An interesting word for welcome is used in the New Testament Greek here that gives some insight into all this - prosdexomai. The Pharisees and teachers of the law accuse Jesus not just of spending time with ‘sinners’, or even of simply giving them an ‘ordinary’ welcome - there’s a different verb (dexomai) used four times as often in the New Testament for that. No, Jesus jumps at the chance to be with these folk and - horror of horrors - go so far as to delight in their company, and this is what really puts their backs up. Jesus receives people ‘in a personal (open) manner’; he welcomes others ‘with warm reciprocity’, as one Bible dictionary puts it. In other words:
...prosdéxomai (‘wait actively, expectantly’) means being ‘ready and willing’ to give and receive, [and] then expresses expectant waiting where a person is ready and willing to receive all that is hoped for (note the force of pros). This is active ‘looking-for-and-waiting!’ - HELPS Word-studies, Discovery Bible.
‘Looking and waiting’ - doesn’t that just remind you of the father of the prodigal, watching, waiting, hoping for the day he could embrace his son again?
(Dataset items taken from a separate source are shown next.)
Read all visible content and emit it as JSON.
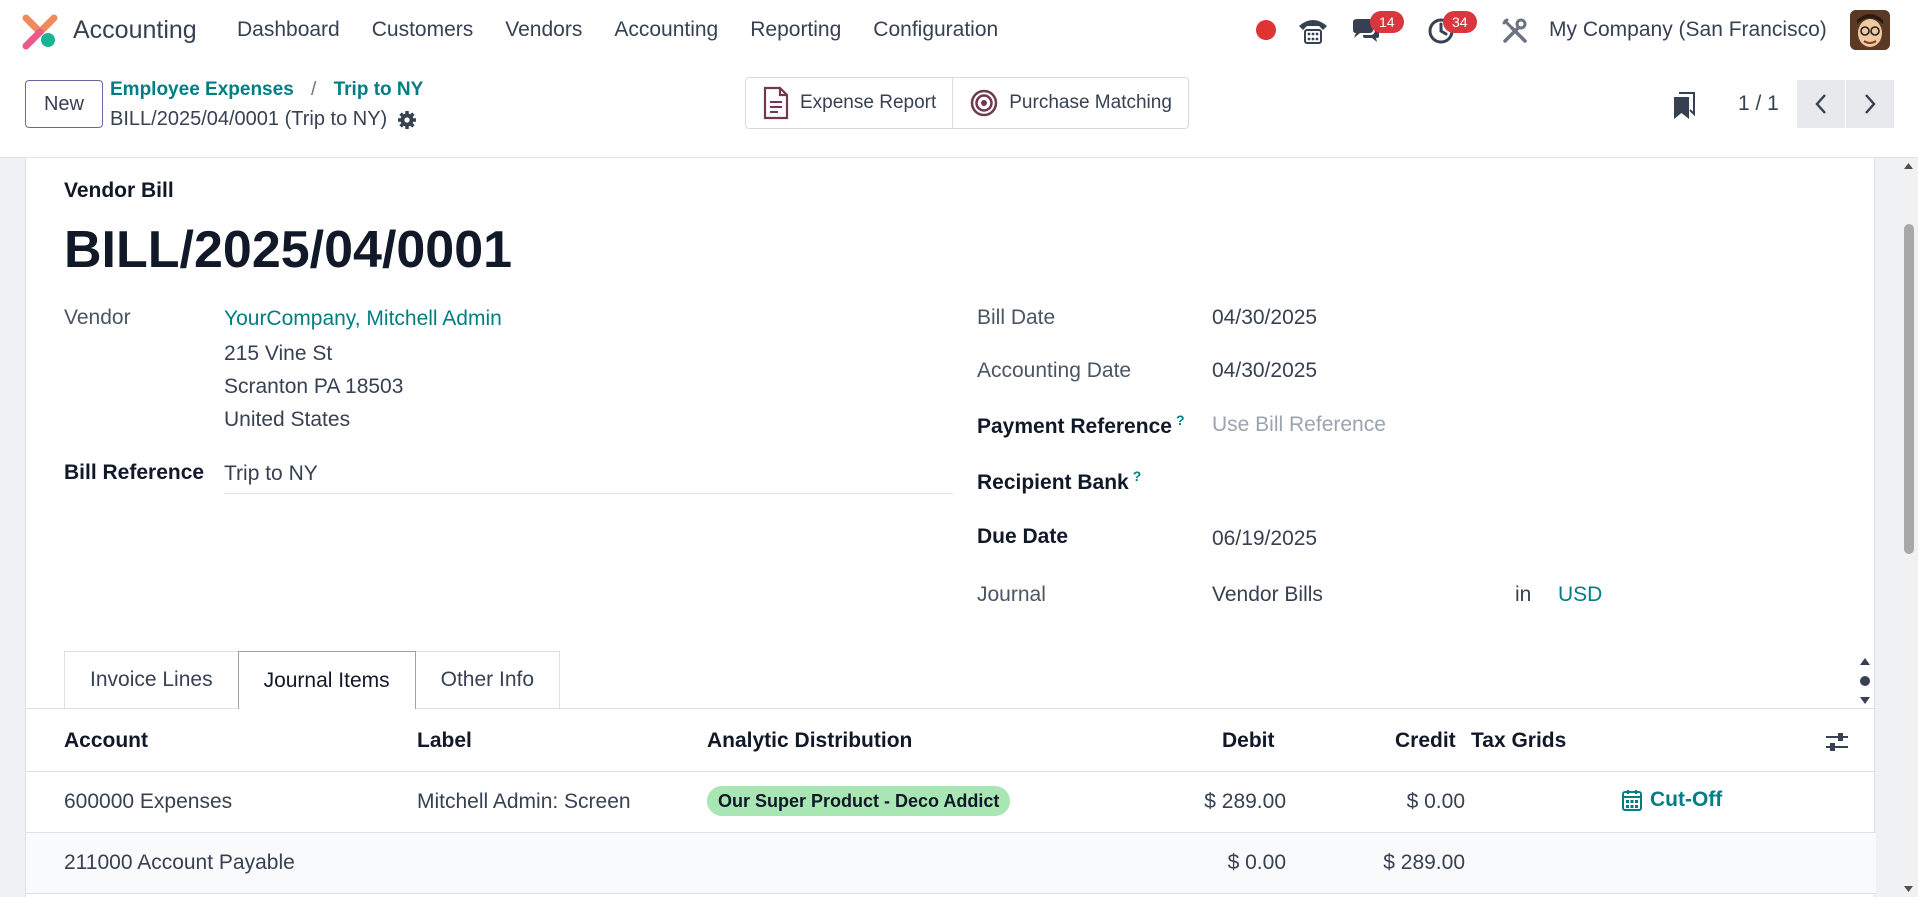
{
  "navbar": {
    "app_name": "Accounting",
    "menu": [
      "Dashboard",
      "Customers",
      "Vendors",
      "Accounting",
      "Reporting",
      "Configuration"
    ],
    "messages_count": "14",
    "activities_count": "34",
    "company": "My Company (San Francisco)"
  },
  "control": {
    "new_label": "New",
    "breadcrumbs": [
      "Employee Expenses",
      "Trip to NY"
    ],
    "breadcrumb_sep": "/",
    "record_name": "BILL/2025/04/0001 (Trip to NY)",
    "smart_buttons": [
      "Expense Report",
      "Purchase Matching"
    ],
    "pager": "1 / 1"
  },
  "form": {
    "type_label": "Vendor Bill",
    "number": "BILL/2025/04/0001",
    "vendor_label": "Vendor",
    "vendor_name": "YourCompany, Mitchell Admin",
    "vendor_address": [
      "215 Vine St",
      "Scranton PA 18503",
      "United States"
    ],
    "bill_ref_label": "Bill Reference",
    "bill_ref_value": "Trip to NY",
    "bill_date_label": "Bill Date",
    "bill_date": "04/30/2025",
    "accounting_date_label": "Accounting Date",
    "accounting_date": "04/30/2025",
    "payment_ref_label": "Payment Reference",
    "payment_ref_placeholder": "Use Bill Reference",
    "recipient_bank_label": "Recipient Bank",
    "help_mark": "?",
    "due_date_label": "Due Date",
    "due_date": "06/19/2025",
    "journal_label": "Journal",
    "journal_value": "Vendor Bills",
    "journal_in": "in",
    "currency": "USD"
  },
  "tabs": [
    "Invoice Lines",
    "Journal Items",
    "Other Info"
  ],
  "table": {
    "headers": [
      "Account",
      "Label",
      "Analytic Distribution",
      "Debit",
      "Credit",
      "Tax Grids"
    ],
    "rows": [
      {
        "account": "600000 Expenses",
        "label": "Mitchell Admin: Screen",
        "analytic": "Our Super Product - Deco Addict",
        "debit": "$ 289.00",
        "credit": "$ 0.00",
        "action": "Cut-Off"
      },
      {
        "account": "211000 Account Payable",
        "label": "",
        "analytic": "",
        "debit": "$ 0.00",
        "credit": "$ 289.00",
        "action": ""
      }
    ]
  },
  "colors": {
    "accent": "#017e84",
    "brand": "#71639e",
    "badge": "#d9363e",
    "tag": "#a8e6b4"
  }
}
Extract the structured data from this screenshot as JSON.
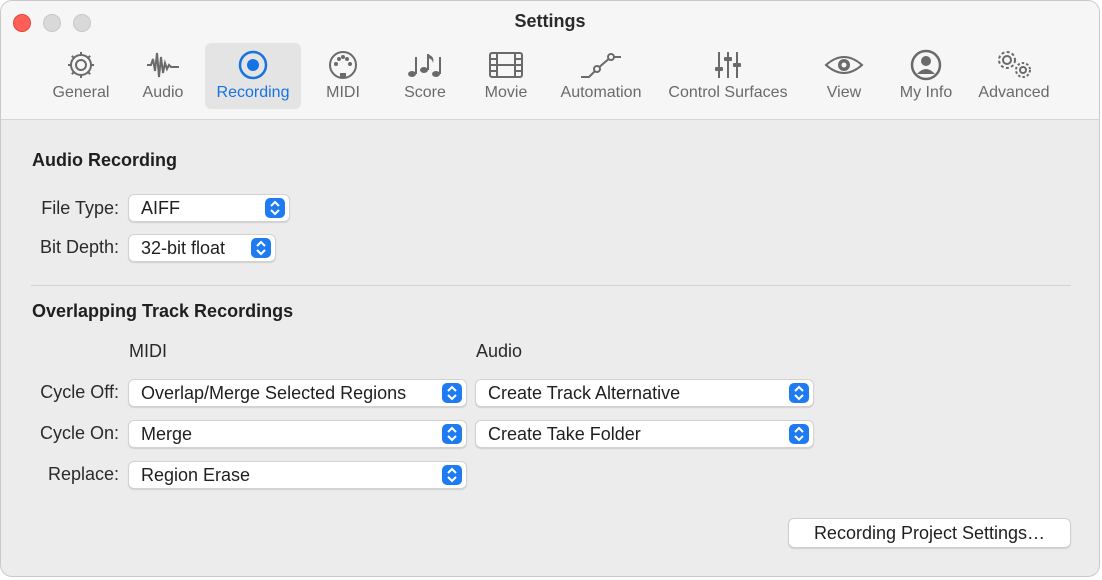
{
  "window": {
    "title": "Settings"
  },
  "tabs": [
    {
      "label": "General",
      "icon": "gear-icon"
    },
    {
      "label": "Audio",
      "icon": "waveform-icon"
    },
    {
      "label": "Recording",
      "icon": "record-icon",
      "active": true
    },
    {
      "label": "MIDI",
      "icon": "midi-connector-icon"
    },
    {
      "label": "Score",
      "icon": "music-notes-icon"
    },
    {
      "label": "Movie",
      "icon": "film-icon"
    },
    {
      "label": "Automation",
      "icon": "automation-curve-icon"
    },
    {
      "label": "Control Surfaces",
      "icon": "faders-icon"
    },
    {
      "label": "View",
      "icon": "eye-icon"
    },
    {
      "label": "My Info",
      "icon": "person-icon"
    },
    {
      "label": "Advanced",
      "icon": "gears-icon"
    }
  ],
  "audio_recording": {
    "title": "Audio Recording",
    "file_type": {
      "label": "File Type:",
      "value": "AIFF"
    },
    "bit_depth": {
      "label": "Bit Depth:",
      "value": "32-bit float"
    }
  },
  "overlapping": {
    "title": "Overlapping Track Recordings",
    "col_midi": "MIDI",
    "col_audio": "Audio",
    "cycle_off": {
      "label": "Cycle Off:",
      "midi": "Overlap/Merge Selected Regions",
      "audio": "Create Track Alternative"
    },
    "cycle_on": {
      "label": "Cycle On:",
      "midi": "Merge",
      "audio": "Create Take Folder"
    },
    "replace": {
      "label": "Replace:",
      "midi": "Region Erase"
    }
  },
  "buttons": {
    "project_settings": "Recording Project Settings…"
  },
  "colors": {
    "accent": "#1f7bf2",
    "close": "#ff5f57"
  }
}
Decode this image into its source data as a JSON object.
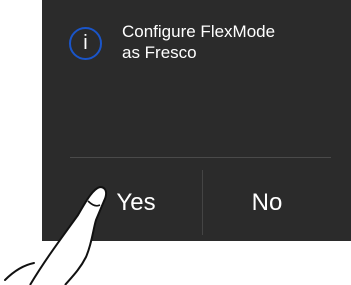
{
  "dialog": {
    "icon": "info-icon",
    "icon_glyph": "i",
    "message_line1": "Configure FlexMode",
    "message_line2": "as Fresco",
    "yes_label": "Yes",
    "no_label": "No"
  },
  "colors": {
    "panel": "#2b2b2b",
    "icon_ring": "#1a55c9",
    "text": "#ffffff"
  }
}
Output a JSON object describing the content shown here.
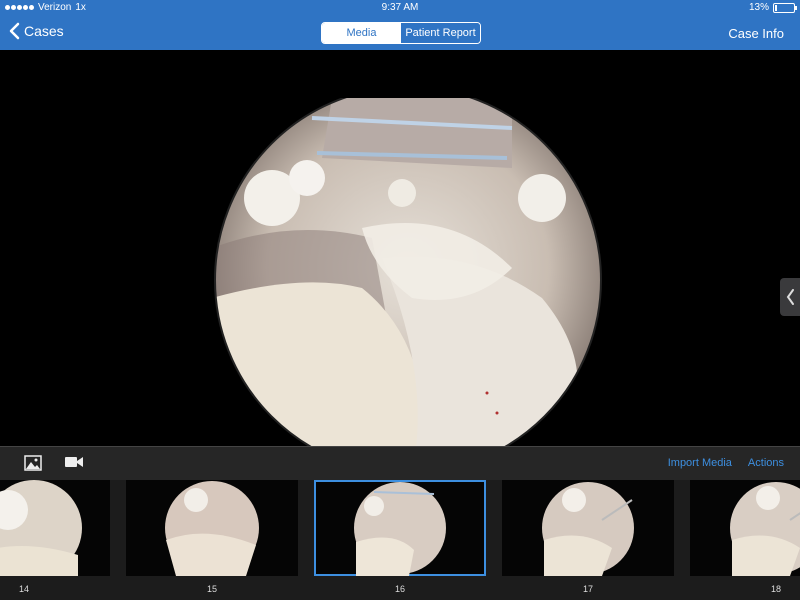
{
  "status_bar": {
    "carrier": "Verizon",
    "network": "1x",
    "time": "9:37 AM",
    "battery_percent": "13%",
    "battery_level": 0.13
  },
  "nav": {
    "back_label": "Cases",
    "segments": [
      {
        "label": "Media",
        "active": true
      },
      {
        "label": "Patient Report",
        "active": false
      }
    ],
    "right_label": "Case Info"
  },
  "toolbar": {
    "photo_icon": "photo-icon",
    "video_icon": "video-camera-icon",
    "import_label": "Import Media",
    "actions_label": "Actions"
  },
  "thumbnails": [
    {
      "label": "14",
      "selected": false
    },
    {
      "label": "15",
      "selected": false
    },
    {
      "label": "16",
      "selected": true
    },
    {
      "label": "17",
      "selected": false
    },
    {
      "label": "18",
      "selected": false
    }
  ],
  "colors": {
    "nav_blue": "#2f74c4",
    "accent_blue": "#3d8fe0"
  }
}
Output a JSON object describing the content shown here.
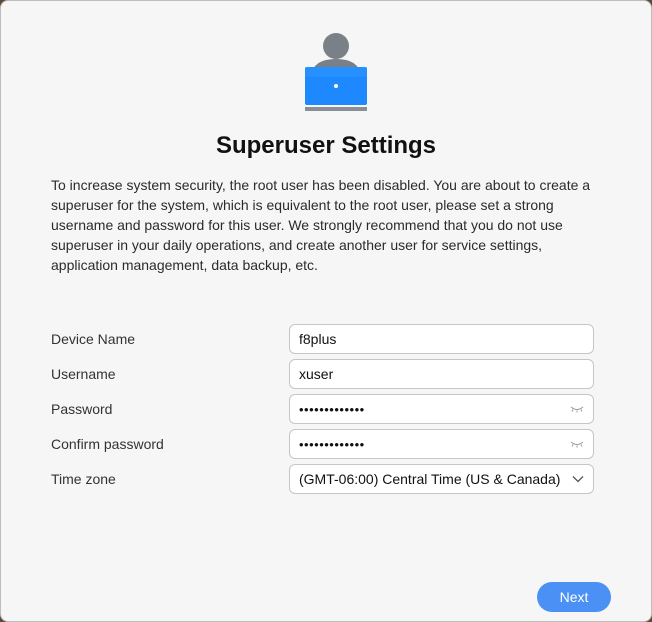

No wonder the recalcitrant, returning wanderer gets the welcome he dared not for one minute even imagine, much less hope for.
Jesus is the visible image of the unseen father. Those who saw him, saw the father. Jesus is ready and willing, expectantly waiting, actively looking and longing for our companionship. He doesn’t have to carefully conceal his true feelings or attempt to conjure up a welcoming smile to mask the revulsion he feels inside. No, and a thousand times no. Jesus tolerates no-one; he welcomes all.
And Christians? ‘What Would Jesus Do’ isn’t a motto to wear on our wrists, it’s meant to point us to our model for daily living. ‘I have given you an example,’ Jesus said to his gathered disciples on the night that he was betrayed, ‘you should do just as I have done for you.’ (John 3:15)
Stop for a moment and let those words sink in - ‘just as I have done for you’. Or as Paul said to the Corintians, ‘Imitate me as I imitate Christ’ (1 Corinthians 11:1). Put simply, ‘welcome’ is the first stop for Christlike behaviour. When those we are with feel genuinely welcome, then the acceptance and desire for companionship that hang like perfume in the air build friendship between the unlikeliest of people and heal countless wounded hearts.